The One Thing that is So Hard to Do [Easter 6B - John 15:9-17]
The Rev. Jeremiah Williamson
John 15:9-17
The One Thing that is So Hard to
Do
Hours before he died,
Jesus sat down for dinner with his disciples.
And that night, in the shadow of the terrible cross, he said to them,
“This is my commandment, that you love one another as I have loved you.” It was such a simple statement, but also an
impossibly huge ask. Because, as I am
sure you know, Jesus loved them very much.
The Gospel passage
today is a portion of what Biblical scholars call Jesus’ farewell
discourse.

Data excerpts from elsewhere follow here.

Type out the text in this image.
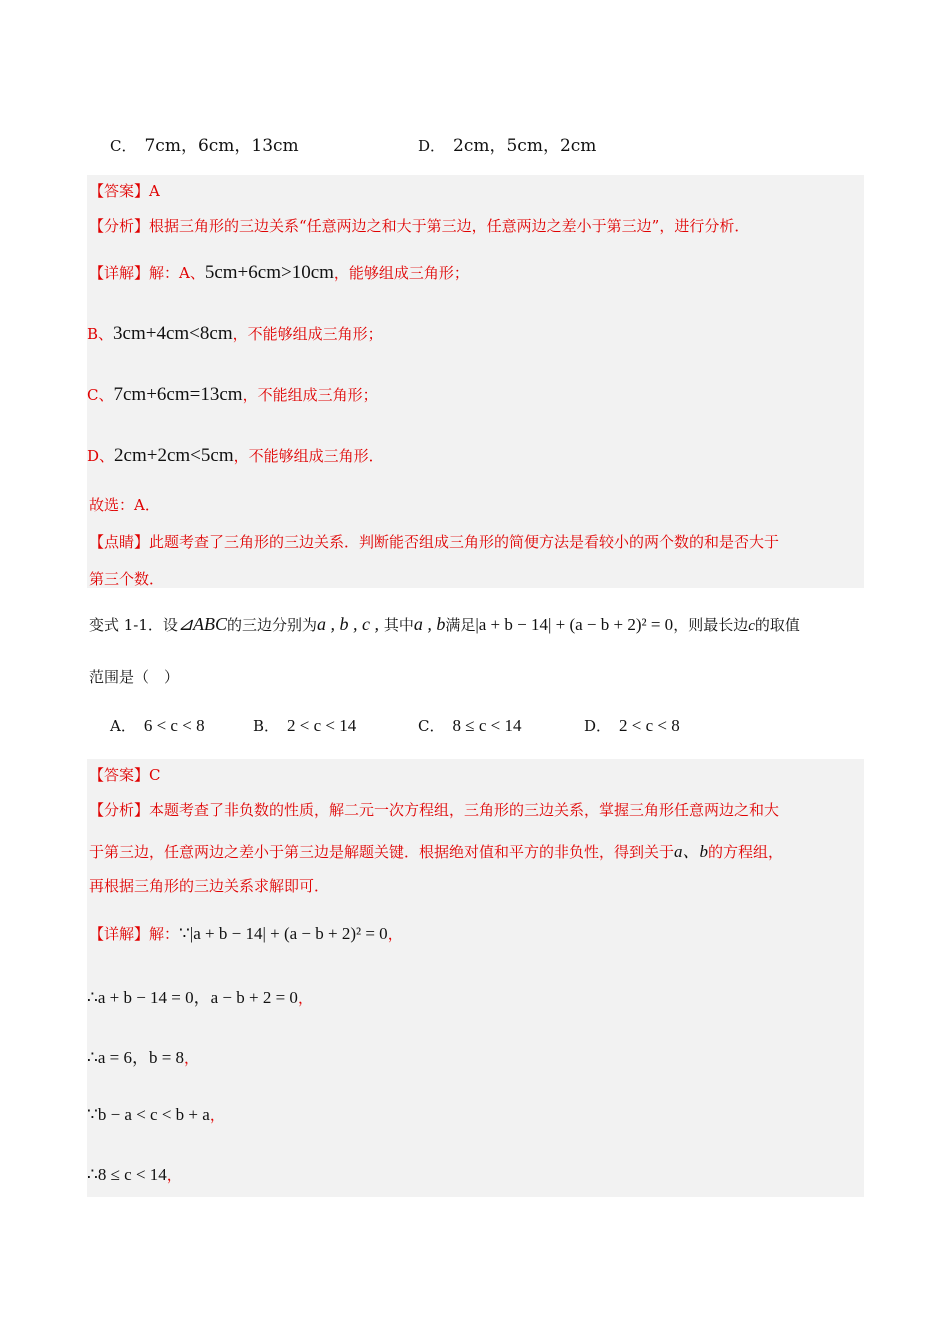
C． 7cm，6cm，13cm	D． 2cm，5cm，2cm
【答案】A
【分析】根据三角形的三边关系“任意两边之和大于第三边，任意两边之差小于第三边”，进行分析．
【详解】解：A、5cm+6cm>10cm，能够组成三角形；
B、3cm+4cm<8cm，不能够组成三角形；
C、7cm+6cm=13cm，不能组成三角形；
D、2cm+2cm<5cm，不能够组成三角形．
故选：A．
【点睛】此题考查了三角形的三边关系．判断能否组成三角形的简便方法是看较小的两个数的和是否大于
第三个数．
变式 1-1．设⊿ABC的三边分别为a , b , c , 其中a , b满足|a + b − 14| + (a − b + 2)² = 0，则最长边c的取值
范围是（　）
A． 6 < c < 8	B． 2 < c < 14	C． 8 ≤ c < 14	D． 2 < c < 8
【答案】C
【分析】本题考查了非负数的性质，解二元一次方程组，三角形的三边关系，掌握三角形任意两边之和大
于第三边，任意两边之差小于第三边是解题关键．根据绝对值和平方的非负性，得到关于a、b的方程组，
再根据三角形的三边关系求解即可．
【详解】解：∵|a + b − 14| + (a − b + 2)² = 0，
∴a + b − 14 = 0，a − b + 2 = 0，
∴a = 6，b = 8，
∵b − a < c < b + a，
∴8 ≤ c < 14，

Like the strained whispers
from a death bed, these are the last words Jesus says to his disciples, to the
disciples who will carry on in his absence, to the disciples who will stumble
through the rest of their lives possessed by his restless Spirit.
Perhaps you have
imagined the questions you will ask God when you get to Heaven, well this is
the disciples getting that chance on earth.

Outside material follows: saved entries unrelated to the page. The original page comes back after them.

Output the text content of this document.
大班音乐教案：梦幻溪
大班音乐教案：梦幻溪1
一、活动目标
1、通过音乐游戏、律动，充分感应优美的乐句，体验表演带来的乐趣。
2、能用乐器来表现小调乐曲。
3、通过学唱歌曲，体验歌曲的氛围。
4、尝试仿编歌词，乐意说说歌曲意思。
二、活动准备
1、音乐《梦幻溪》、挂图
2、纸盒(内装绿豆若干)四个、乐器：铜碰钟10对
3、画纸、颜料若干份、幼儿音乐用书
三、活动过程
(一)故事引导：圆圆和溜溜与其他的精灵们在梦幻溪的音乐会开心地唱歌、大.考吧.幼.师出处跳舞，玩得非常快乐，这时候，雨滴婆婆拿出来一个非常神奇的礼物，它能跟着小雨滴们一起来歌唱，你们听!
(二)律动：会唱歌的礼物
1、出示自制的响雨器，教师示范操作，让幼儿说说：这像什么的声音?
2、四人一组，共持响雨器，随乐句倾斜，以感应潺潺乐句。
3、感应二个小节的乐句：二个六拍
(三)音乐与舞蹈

There he sat, at their table: the wisdom of the ages with calloused
hands and unkept eyebrows. He had been
kicking around since before the beginning of things; he had seen it all. And now impending death created this sense of
urgency. This was the last chance he
would have to tell them the secrets of the universe, to share with them
everything they needed to know. Interestingly,
however, he doesn’t say much. What he
does is he tells them to love. It is as
if God walked the earth for a few decades and discovered that the answer to
life is actually quite simple.
And I guess maybe it
is. Maybe things are so simple that
Jesus can boil existence on this planet down to just one rule, one commandment. “This is my commandment, that you love one
another as I have loved you.”
He could have said
anything in that moment; Jesus could have said anything to the ones he loved
and was about to leave. He could have
handed over a polished set of by-laws or a charter to guide the birth of the
Church; he could had made sense of the doctrine of the Trinity or assured them
with an Easter Sunday agenda. But he
didn’t. He had one commandment and that
one was sufficient.
Unfortunately, for
those in his audience, and for those of us still looking to Jesus for the
answers, his simplicity could not possibly be more complicated. Because that’s what love does: it complicates
everything.
Love is amazingly
difficult to define; I think that is why we have poetry. But love is also something we just know. Like it doesn’t have to be explained because
it is the very thing that keeps us alive, that causes our hearts to beat. And some days it feels so natural, so easy to
love. It’s just there: in your lover’s trembling
touch or in a child’s crooked smile, in bread broken or in a long embrace.
And yet somehow love
is also the hardest thing we are called to do.
Because Love will
break your heart. I promise it will.
It is Love that causes
us to hold tightly to that which is passing away, to the people who bring us
joy and meaning, knowing that the end of the story is always grief. But we do it anyways.
It is Love that makes
us bite our tongues.
Because not everyone
is easy to love – or even easy to be around.
It is Love that causes
us to take losses in this life.
Because love tells us
that our relationships are more valuable than our winning percentage. And so we throw some fights and let some
things go.
Love will ask you to give
too much and care too much and feel too much.
Love will
inconvenience you at every turn. Love
will wreck your plans and mess up your routines.
Love will make you
cling to your stupid hope and let down your guard and other foolish things that
will make your terribly vulnerable.
Because of love you will
cry embarrassing tears and walk around with a pit in your stomach and forgive
people who absolutely do not deserve it.
Because of love you
will see Jesus in places that will make you furious, like in the face of
someone who has hurt you beyond words.
And there will be days
you will rage at love and at the Jesus who made love his one and only
commandment.
But also love will open
your eyes to the beauty in this broken world – and you will never be able to
un-see it.
And it will wipe the
tears from your cheeks and give you the strength to shout your Alleluias at the
grave.
And it will help you
understand Jesus and his maddening mercy and why it absolutely makes sense that
he stopped at one commandment.
The thing about love
is: it is difficult and complicated; it messes up our lives and exposes our
guts to the elements. But also it is the
best thing we have. Love is our good
news. It is the good news we carry so
gently in our broken hearts, a precious gift in a savage world, a Gospel that
is admittedly far too tender and yet somehow also far too demanding.
Hours before he laid
down his life for his friends, hours before he forgave his enemies with his
dying breath, Jesus said, “This is my commandment, that you love one another as
I have loved you.” And that is the
simplest thing we will spend the rest of our lives trying to do.